I'm not making the argument for a right of privacy. Only pointing out that some have argued it exists because of the fourth amendment.
My point is that if there was indeed a right of privacy for a woman to do whatever she wants with her body, then I have an absolute right to use whatever drug I wish in mine. A right of privacy is a right of privacy and should not be limited just to abortion.
Nor is it a Christian nation, a Buddhist nation, or a Jewish nation. The governing structure of our constitutional republic is and must be secular in order for religion to be free of government interference, as the Framers intendend. Therefore, appeals to the tenets of Christianity, Judaism, Buddhism OR Islam as the strongest arguments for overturning civil law should have little sway. There are much stronger civil and legal arguments against abortion as a “Constitutional right” than the religious argument.

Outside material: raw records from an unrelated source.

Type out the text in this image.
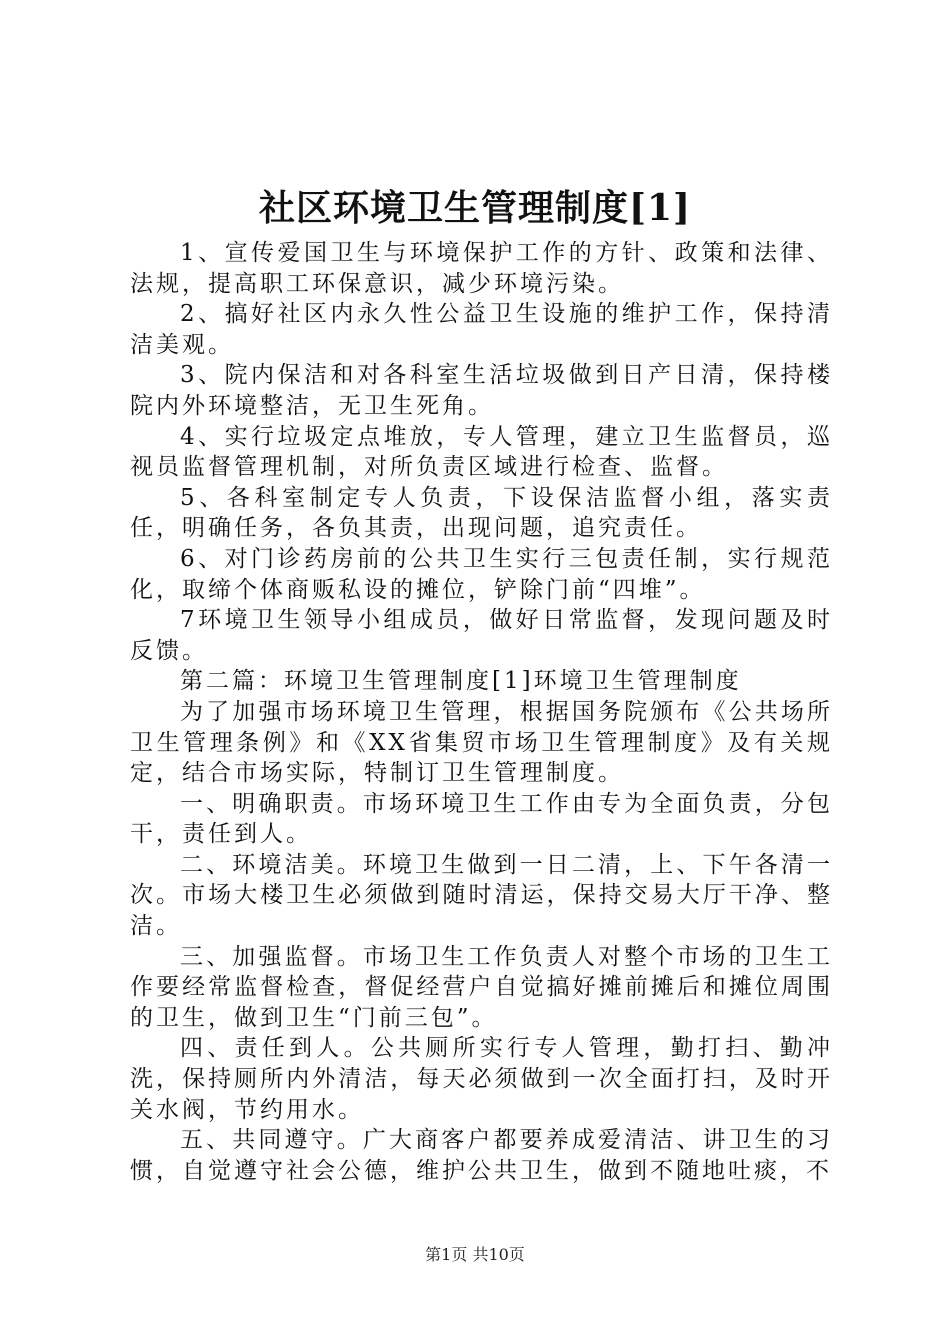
社区环境卫生管理制度[1]

1、宣传爱国卫生与环境保护工作的方针、政策和法律、法规，提高职工环保意识，减少环境污染。

2、搞好社区内永久性公益卫生设施的维护工作，保持清洁美观。

3、院内保洁和对各科室生活垃圾做到日产日清，保持楼院内外环境整洁，无卫生死角。

4、实行垃圾定点堆放，专人管理，建立卫生监督员，巡视员监督管理机制，对所负责区域进行检查、监督。

5、各科室制定专人负责，下设保洁监督小组，落实责任，明确任务，各负其责，出现问题，追究责任。

6、对门诊药房前的公共卫生实行三包责任制，实行规范化，取缔个体商贩私设的摊位，铲除门前“四堆”。

7环境卫生领导小组成员，做好日常监督，发现问题及时反馈。

第二篇：环境卫生管理制度[1]环境卫生管理制度

为了加强市场环境卫生管理，根据国务院颁布《公共场所卫生管理条例》和《XX省集贸市场卫生管理制度》及有关规定，结合市场实际，特制订卫生管理制度。

一、明确职责。市场环境卫生工作由专为全面负责，分包干，责任到人。

二、环境洁美。环境卫生做到一日二清，上、下午各清一次。市场大楼卫生必须做到随时清运，保持交易大厅干净、整洁。

三、加强监督。市场卫生工作负责人对整个市场的卫生工作要经常监督检查，督促经营户自觉搞好摊前摊后和摊位周围的卫生，做到卫生“门前三包”。

四、责任到人。公共厕所实行专人管理，勤打扫、勤冲洗，保持厕所内外清洁，每天必须做到一次全面打扫，及时开关水阀，节约用水。

五、共同遵守。广大商客户都要养成爱清洁、讲卫生的习惯，自觉遵守社会公德，维护公共卫生，做到不随地吐痰，不

第1页 共10页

Fair enough - I think we are pretty much on the same page.
Doesn’t Antonin Scalia know the Constitution is a living, breathing Document?
The biggest flaw in the theory that the Constitution is a “living, breathing” document is that this condition would also mean that it could die.
yup they would love to kill it and fashion a new one that encompasses their vulgarity and immoral ways.
I don't believe that the SCOTUS has ruled on prostitution. If a case regarding prostitution and the "right to privacy" reached the SCOTUS, it would be interesting to see how the Nine High Priests of Justice would treat prostitution within the framework of Lawrence v. Texas (2003).
The two cases mean effectively that States may allow, if they wish, abortion up until the end of the ninth month of pregnancy, till the due date. There are many abortionists who specialize in late 3rd trimester abortions. Goggle George Tiller of Wichita
I would wager that well over 99% of the electorate never read Roe V. Wade. I encourage everyone to do so. It is long, horribly written, confusing, illogical and a shining example of radical leftism.
The Constitution confers no rights whatsoever. It only outlines and delineates the powers of the government.
To quote another great document that preceded the Constitution...
"That to secure these rights, governments are instituted among men, deriving their just powers from the consent of the governed."